They really thought they were sparing us something.
Perhaps a meathead with goal-post arms
lifting us up by the cotton-polyester blend,
suspending us over AstroTurf like Darth Vader
before sending us crashing back to the ground cradling our necks in grubby fingertips.
Alas, instead, by year nine I was carrying a spare in
my back pocket, in the likely event of a corridor hit and run.
A sudden jerk at the collar, and all that would remain was
a squeal of delight, and a flutter of fabric in fist, trailing
gleefully through a quicksand of white shirts and black blazers,
or a delightful game that required three plus participants,
one almost certainly not by choice, and the others callous,
possessing hand-eye coordination honed by a winter
of bi-weekly rugby, and a summer of egos tossed
around classroom walls like insults, or boomerangs.

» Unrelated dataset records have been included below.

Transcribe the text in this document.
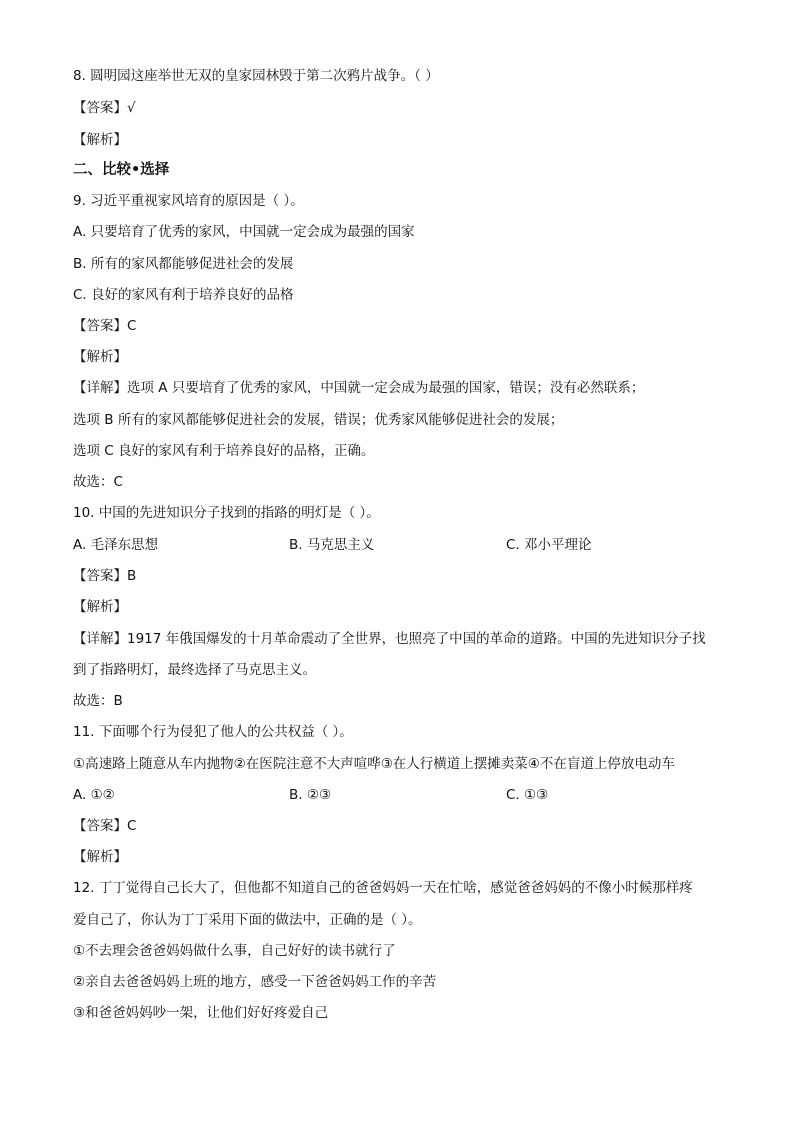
8. 圆明园这座举世无双的皇家园林毁于第二次鸦片战争。（ ）
【答案】√
【解析】
二、比较•选择
9. 习近平重视家风培育的原因是（ ）。
A. 只要培育了优秀的家风，中国就一定会成为最强的国家
B. 所有的家风都能够促进社会的发展
C. 良好的家风有利于培养良好的品格
【答案】C
【解析】
【详解】选项 A 只要培育了优秀的家风，中国就一定会成为最强的国家，错误；没有必然联系；
选项 B 所有的家风都能够促进社会的发展，错误；优秀家风能够促进社会的发展；
选项 C 良好的家风有利于培养良好的品格，正确。
故选：C
10. 中国的先进知识分子找到的指路的明灯是（ ）。
A. 毛泽东思想	B. 马克思主义	C. 邓小平理论
【答案】B
【解析】
【详解】1917 年俄国爆发的十月革命震动了全世界，也照亮了中国的革命的道路。中国的先进知识分子找
到了指路明灯，最终选择了马克思主义。
故选：B
11. 下面哪个行为侵犯了他人的公共权益（ ）。
①高速路上随意从车内抛物②在医院注意不大声喧哗③在人行横道上摆摊卖菜④不在盲道上停放电动车
A. ①②	B. ②③	C. ①③
【答案】C
【解析】
12. 丁丁觉得自己长大了，但他都不知道自己的爸爸妈妈一天在忙啥，感觉爸爸妈妈的不像小时候那样疼
爱自己了，你认为丁丁采用下面的做法中，正确的是（ ）。
①不去理会爸爸妈妈做什么事，自己好好的读书就行了
②亲自去爸爸妈妈上班的地方，感受一下爸爸妈妈工作的辛苦
③和爸爸妈妈吵一架，让他们好好疼爱自己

Now, my clip-on tie is snagged, redundant, tossed asunder
after its final outing, to gather dust and swell contusion,
part strange nostalgia for a time when lost ties were of para- mount stress,
and part mild-annoyance that every formal occasion since has been
just irregular enough that I still need a YouTube tutorial
every time I actually have to wear one of the bloody things.
Hailing from West Dorset, Jonah Corren is a poet and singer-songwriter. His work has been published in Ink, Sweat & Tears, SPOONFEED and others. He is also an alumnus of BBC New Creatives (2019/20) and The Writing Room (2021).